Dr Gordon suggests that exception reporting means a substantial number of patients with long term conditions can be excluded from the quality and outcomes framework data. In many cases, these patients may be at high risk of deterioration, are not accessing services and may have a chaotic lifestyle. Engaging with them can bring significant benefits.

“That group of patients may require different approaches to managing them than the traditional way of engaging with them in the surgery,” he says. That includes text messaging and using social networks, such as Facebook, but also support and buddying approaches.

“I think there’s a high productivity opportunity in dealing with that group. I suspect, for many of them, their needs are not met at all. There is a cohort of patients who are not being caught,” says Dr Gordon.

Long term investment

In the short term, seeking out these patients and offering care may cost money, but, viewed longer-term, it will be an investment which avoids additional costs, he says.

The King’s Fund senior fellow Nick Goodwin also points out that care for patients covered by the quality and outcomes framework has improved, but general practice does not connect well with the rest of the system. There is a need for greater co-ordination, which would have to be addressed if consortia commissioning is to make an impact, and people would need to be supported to self-care in their own homes.

“Should GP commissioners be better at doing this? The answer is ‘maybe’,” he says. But GPs may be good at improving the medical aspect of care and may not address the other aspects – such as personal or social care – which also contribute to whether someone stays out of hospital and lives independently. This is “disease management versus long term conditions management”.

GPs must also understand and value the other staff involved in this, such as community matrons and social services, and work well with them. Relations are currently variable, says Mr Goodwin. “It’s my fear – and not my prediction – that while GPs and consortia are looking to improve aspects of disease management for specific conditions, especially those incentives through the quality and outcomes framework, it is less likely to tackle those with complex co-morbidities who need support. They don’t recognise it is the non-clinical aspects of care which are important,” says Mr Goodwin.

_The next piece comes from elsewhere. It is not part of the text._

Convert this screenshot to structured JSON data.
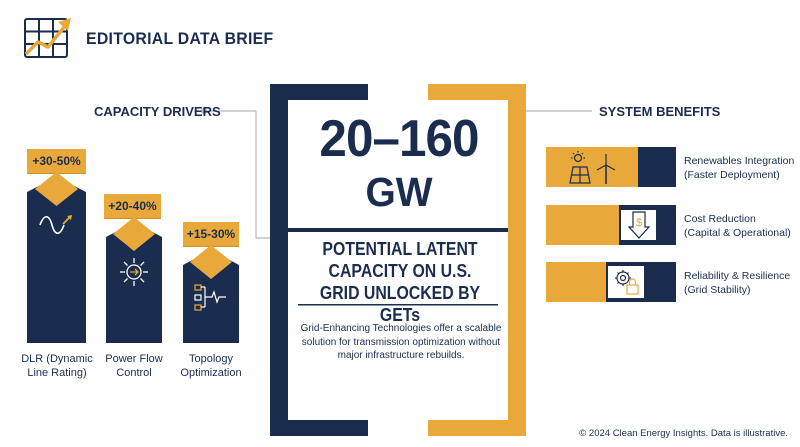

An area often overlooked is long term mental health. The Mental Health Foundation points out that PCTs have sometimes struggled to have in depth knowledge of mental health commissioning and that many GPs feel they lack the knowledge to do this. But policy director Simon Lawton Smith says GPs are aware of the extent of long term mental health problems and the link between mental and physical health.

Commissioning may give them the opportunity to address this. “We are cautiously optimistic that GPs will, through their personal experience, understand that patients need interventions and then provide them with appropriate treatments,” he says.